I am currently focused on Chapter 3; Noetherian Rings and Polynomial Rings.

I need help with yet another aspect of the proof of Proposition 3.1.2.

The statement and proof of Proposition 3.1.2 reads as follows (pages 109-110):https://www.physicsforums.com/attachments/4873
https://www.physicsforums.com/attachments/4874I need help with an aspect of the above proof ... indeed, I have two questions ...Question 1

In the above text from B&K write the following:

" ... ... Conversely, consider a submodule $$N$$ of $$M$$. Let $$N' = N \cap \alpha M'$$ and let $$N''$$ be the image of $$N$$ in $$M''$$, so that there is an exact sequence ... ... "

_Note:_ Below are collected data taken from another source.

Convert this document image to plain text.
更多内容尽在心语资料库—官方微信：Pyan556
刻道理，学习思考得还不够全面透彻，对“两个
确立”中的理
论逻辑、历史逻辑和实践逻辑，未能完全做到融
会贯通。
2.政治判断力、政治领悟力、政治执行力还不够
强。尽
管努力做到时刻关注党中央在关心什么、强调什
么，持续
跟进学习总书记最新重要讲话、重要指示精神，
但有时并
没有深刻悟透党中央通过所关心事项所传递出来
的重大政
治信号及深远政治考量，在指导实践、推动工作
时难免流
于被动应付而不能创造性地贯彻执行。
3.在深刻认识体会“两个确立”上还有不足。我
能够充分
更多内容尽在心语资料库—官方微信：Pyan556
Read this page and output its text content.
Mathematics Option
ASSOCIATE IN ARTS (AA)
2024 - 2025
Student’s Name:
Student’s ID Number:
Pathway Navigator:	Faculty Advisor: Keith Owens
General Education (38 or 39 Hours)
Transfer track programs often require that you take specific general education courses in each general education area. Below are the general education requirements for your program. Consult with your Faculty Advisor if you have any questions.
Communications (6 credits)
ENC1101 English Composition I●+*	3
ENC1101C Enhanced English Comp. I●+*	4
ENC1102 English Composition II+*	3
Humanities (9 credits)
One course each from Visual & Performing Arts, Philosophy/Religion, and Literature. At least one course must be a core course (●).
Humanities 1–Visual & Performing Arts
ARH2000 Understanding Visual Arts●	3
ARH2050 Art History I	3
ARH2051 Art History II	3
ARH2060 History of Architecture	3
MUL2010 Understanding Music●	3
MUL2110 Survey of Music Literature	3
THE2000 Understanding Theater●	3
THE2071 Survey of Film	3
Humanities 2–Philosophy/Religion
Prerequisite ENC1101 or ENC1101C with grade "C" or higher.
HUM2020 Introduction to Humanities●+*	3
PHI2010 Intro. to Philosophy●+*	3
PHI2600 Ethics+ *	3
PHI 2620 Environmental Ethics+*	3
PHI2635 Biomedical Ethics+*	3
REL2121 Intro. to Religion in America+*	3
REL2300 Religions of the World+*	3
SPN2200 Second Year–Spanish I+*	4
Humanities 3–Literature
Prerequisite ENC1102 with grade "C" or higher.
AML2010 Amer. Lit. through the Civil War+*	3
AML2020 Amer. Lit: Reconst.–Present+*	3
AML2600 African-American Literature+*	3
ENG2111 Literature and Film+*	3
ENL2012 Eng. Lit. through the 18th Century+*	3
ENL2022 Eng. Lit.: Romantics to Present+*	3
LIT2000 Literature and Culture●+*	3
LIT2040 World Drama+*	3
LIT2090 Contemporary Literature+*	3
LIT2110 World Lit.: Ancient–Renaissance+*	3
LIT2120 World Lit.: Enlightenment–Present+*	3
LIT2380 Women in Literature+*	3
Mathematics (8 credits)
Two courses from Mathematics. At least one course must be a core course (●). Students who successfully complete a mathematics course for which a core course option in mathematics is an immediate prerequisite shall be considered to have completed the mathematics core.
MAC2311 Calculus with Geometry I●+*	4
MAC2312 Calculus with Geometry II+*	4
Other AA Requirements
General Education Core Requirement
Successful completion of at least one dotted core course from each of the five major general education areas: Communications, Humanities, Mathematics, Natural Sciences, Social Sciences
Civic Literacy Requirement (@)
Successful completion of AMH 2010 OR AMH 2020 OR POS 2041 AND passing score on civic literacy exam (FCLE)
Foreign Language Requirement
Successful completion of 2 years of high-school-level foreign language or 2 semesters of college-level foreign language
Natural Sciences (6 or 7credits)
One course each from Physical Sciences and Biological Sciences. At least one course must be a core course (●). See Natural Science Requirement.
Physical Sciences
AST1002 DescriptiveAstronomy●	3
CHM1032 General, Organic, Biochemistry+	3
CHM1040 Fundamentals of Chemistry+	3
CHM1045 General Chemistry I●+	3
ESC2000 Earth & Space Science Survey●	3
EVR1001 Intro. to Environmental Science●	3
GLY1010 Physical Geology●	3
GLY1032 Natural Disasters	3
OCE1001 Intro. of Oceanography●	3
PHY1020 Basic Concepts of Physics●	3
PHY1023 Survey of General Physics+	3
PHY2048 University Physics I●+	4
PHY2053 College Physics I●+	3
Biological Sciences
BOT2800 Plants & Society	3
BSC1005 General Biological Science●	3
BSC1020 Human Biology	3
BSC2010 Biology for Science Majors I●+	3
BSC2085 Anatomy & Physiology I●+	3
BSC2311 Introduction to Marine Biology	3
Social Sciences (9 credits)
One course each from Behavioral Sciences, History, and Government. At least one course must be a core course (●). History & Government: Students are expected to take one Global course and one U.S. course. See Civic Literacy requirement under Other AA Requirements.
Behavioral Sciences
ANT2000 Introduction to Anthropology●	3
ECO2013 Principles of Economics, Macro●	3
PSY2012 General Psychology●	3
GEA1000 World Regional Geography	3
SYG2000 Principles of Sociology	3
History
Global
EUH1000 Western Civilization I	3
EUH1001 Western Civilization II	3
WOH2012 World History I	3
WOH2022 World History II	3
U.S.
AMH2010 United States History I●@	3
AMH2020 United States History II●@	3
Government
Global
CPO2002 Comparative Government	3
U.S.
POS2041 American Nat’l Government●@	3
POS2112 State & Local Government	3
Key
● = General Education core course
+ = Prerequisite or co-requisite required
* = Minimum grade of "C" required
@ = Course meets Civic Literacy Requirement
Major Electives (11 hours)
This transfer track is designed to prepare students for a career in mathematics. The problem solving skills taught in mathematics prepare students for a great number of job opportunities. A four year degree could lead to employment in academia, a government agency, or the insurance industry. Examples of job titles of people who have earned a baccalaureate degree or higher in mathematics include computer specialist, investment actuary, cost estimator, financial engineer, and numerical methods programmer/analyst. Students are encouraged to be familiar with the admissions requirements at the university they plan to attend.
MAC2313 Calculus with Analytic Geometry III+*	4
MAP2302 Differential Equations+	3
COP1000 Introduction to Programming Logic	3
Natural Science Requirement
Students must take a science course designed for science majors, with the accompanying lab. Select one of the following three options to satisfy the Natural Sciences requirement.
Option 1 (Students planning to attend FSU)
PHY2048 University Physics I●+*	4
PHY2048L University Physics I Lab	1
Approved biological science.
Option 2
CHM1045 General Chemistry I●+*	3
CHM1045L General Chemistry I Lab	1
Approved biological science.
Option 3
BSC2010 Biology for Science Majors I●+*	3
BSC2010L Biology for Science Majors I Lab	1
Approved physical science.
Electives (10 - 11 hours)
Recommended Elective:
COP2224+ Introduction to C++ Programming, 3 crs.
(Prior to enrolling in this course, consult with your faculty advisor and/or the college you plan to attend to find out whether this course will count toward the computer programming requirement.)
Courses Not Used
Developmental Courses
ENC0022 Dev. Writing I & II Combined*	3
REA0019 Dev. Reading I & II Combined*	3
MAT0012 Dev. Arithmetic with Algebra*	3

My question is as follows:

How do we know such an exact sequence exists ... that is, how do we demonstrate, formally and rigorously, that such a sequence exists ... ... ?Question 2

In the above text we read:

" ... ... Since both $$N'$$ and $$N''$$ are finitely generated, so also is $$N$$. ... ... "

How can we demonstrate, formally and rigorously that $$N'$$ and $$N''$$ being finitely generated, imply that $$N$$ is finitely generated ... ...Hope someone can help with these two questions ... ...

Peter

 

[Deveno]

$N\cap \alpha M'$ is a submodule of $N$ so we have an injective homomorphism:

$i: N' \to N$ given by $i(n') = n'$.

So let $\beta' = \beta|_N$.

Then $\beta'(i(n')) = \beta(n') = \beta(\alpha(m')) = 0_{M''}$ for some $m' \in M'$ since $N' = N \cap \alpha M' \subseteq \text{im }\alpha $, by the exactness of our original sequence.

This shows that $\text{im }i \subseteq \text{ker }\beta'$.

On the other hand, if, for $n \in N$, we have $\beta'(n) = 0_{M''}$, then since $\beta'$ is just a restriction of $\beta$, it follows that $\beta(n) = 0_{M''}$, and by the exactness of our original sequence $n \in \text{im }\alpha$.

Hence $n \in N \cap \alpha M' = \text{im }i$, so $\text{im } i = \text{ker }\beta'$.

Now $N'' = \beta'(N) = \beta(N)$ so it is immediate that $\beta':N \to N''$ is surjective and our sequence is short exact.

*******************

I'll work on question 2, later.

 

[Math Amateur]

$N\cap \alpha M'$ is a submodule of $N$ so we have an injective homomorphism:

$i: N' \to N$ given by $i(n') = n'$.

So let $\beta' = \beta|_N$.

Then $\beta'(i(n')) = \beta(n') = \beta(\alpha(m')) = 0_{M''}$ for some $m' \in M'$ since $N' = N \cap \alpha M' \subseteq \text{im }\alpha $, by the exactness of our original sequence.

This shows that $\text{im }i \subseteq \text{ker }\beta'$.

On the other hand, if, for $n \in N$, we have $\beta'(n) = 0_{M''}$, then since $\beta'$ is just a restriction of $\beta$, it follows that $\beta(n) = 0_{M''}$, and by the exactness of our original sequence $n \in \text{im }\alpha$.

Hence $n \in N \cap \alpha M' = \text{im }i$, so $\text{im } i = \text{ker }\beta'$.

Now $N'' = \beta'(N) = \beta(N)$ so it is immediate that $\beta':N \to N''$ is surjective and our sequence is short exact.

*******************

I'll work on question 2, later.

Thanks Deveno ... appreciate your help ...

Will be working through your post shortly ...

Thanks again,

Peter